Las Reliquias de la Muerte

‘Harry Potter y las reliquias de la muerte’ tiene cosas buenas y cosas malas. Vamos a empezar por el mazazo: es un soporífero, profundo y desgarrador truño. Lo que viene siendo un mojón desproporcionado, de esos que te hacen sentir como el imbécil que, en la Última Cruzada, se pimpló la copa de vino en el cáliz equivocado. Es, para que nos entendamos con la suficiente solemnidad, lo que todos esperábamos de la séptima película de la saga: un despropósito narrativo.

Una vez más, los correligionarios de Hogwarts les abordarán con cañonazos del tipo: “no tienes ni idea, si hubieras leídos el libro…” No se dejen engañar: la novela puede ser preciosa, la película no tiene perdón. Mira que el arranque no está mal: una persecución por los cielos de Londres muy prometedora. Pero, a partir de ahí, cuesta abajo, sin frenos y sin ningún hechizo que nos salve del topetazo.

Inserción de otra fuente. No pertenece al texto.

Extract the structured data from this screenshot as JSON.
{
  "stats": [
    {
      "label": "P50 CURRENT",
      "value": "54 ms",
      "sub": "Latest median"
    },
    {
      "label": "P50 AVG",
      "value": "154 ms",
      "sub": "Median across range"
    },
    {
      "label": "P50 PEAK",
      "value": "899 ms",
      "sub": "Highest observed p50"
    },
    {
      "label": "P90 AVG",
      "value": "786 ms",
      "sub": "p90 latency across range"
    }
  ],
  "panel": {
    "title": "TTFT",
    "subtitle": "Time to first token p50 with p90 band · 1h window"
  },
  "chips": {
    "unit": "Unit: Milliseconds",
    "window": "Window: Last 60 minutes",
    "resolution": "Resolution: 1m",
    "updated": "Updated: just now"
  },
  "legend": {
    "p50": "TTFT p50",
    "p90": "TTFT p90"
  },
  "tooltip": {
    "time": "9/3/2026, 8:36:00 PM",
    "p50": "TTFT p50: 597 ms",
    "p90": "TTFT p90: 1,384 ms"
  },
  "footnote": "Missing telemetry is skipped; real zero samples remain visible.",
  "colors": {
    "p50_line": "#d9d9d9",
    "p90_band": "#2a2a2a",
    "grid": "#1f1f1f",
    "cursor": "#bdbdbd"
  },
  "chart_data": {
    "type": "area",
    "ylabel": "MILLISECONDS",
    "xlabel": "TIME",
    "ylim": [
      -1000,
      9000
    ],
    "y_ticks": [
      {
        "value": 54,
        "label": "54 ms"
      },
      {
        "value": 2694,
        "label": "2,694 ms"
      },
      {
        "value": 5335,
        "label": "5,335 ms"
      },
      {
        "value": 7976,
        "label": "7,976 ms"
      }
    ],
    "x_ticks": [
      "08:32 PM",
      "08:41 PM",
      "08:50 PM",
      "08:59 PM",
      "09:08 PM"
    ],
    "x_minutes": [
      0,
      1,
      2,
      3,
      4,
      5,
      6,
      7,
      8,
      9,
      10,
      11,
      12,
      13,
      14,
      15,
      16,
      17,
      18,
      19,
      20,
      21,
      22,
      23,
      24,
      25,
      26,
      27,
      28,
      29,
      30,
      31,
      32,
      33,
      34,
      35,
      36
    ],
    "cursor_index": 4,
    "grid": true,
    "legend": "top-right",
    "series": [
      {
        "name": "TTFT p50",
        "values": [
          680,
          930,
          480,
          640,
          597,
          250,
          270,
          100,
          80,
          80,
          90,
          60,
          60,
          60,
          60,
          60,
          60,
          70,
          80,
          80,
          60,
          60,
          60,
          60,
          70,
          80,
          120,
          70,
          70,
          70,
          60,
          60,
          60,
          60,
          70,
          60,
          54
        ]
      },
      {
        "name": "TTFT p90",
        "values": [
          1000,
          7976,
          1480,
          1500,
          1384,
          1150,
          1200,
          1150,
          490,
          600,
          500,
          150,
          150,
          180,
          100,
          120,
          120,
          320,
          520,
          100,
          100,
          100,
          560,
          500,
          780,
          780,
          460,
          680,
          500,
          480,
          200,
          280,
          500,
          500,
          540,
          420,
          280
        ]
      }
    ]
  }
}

La película es honesta con la filosofía que la produce: sacar pasta de la gallina de los huevos de oro. En vez de terminar de una puñetera vez con la insufrible historia del mago, nos cascan dos horas y media de escenas estiradas y diálogos parsimoniosos para dejarnos, al final, con la misma cara de tontos con la que entramos. Y con el objetivo cumplido: “Dentro de seis meses volvemos a pagar la entrada en taquilla, que ya habrá que ver cómo termina”.

El guión, una vez más, carece de ningún rigor y cualquier complicación se resuelve con un nuevo artefacto del que nunca antes habíamos oído hablar. Los personajes secundarios son un chiste y el trío protagonista queda en un quiero pero no puedo, como si supieran que los diálogos son tan inertes como la nariz de Voldemort. En serio, fíjense en cómo los silencios se estiran hasta el infinito… ¿Cómo una película sobre magia puede ser tan aburrida?

Las cosas buenas: la banda sonora es excelente; gracias, Desplat. Hay un pequeño corto de animación precioso -para explicar qué carajo es eso de las reliquias de la muerte-. Y no es en 3D.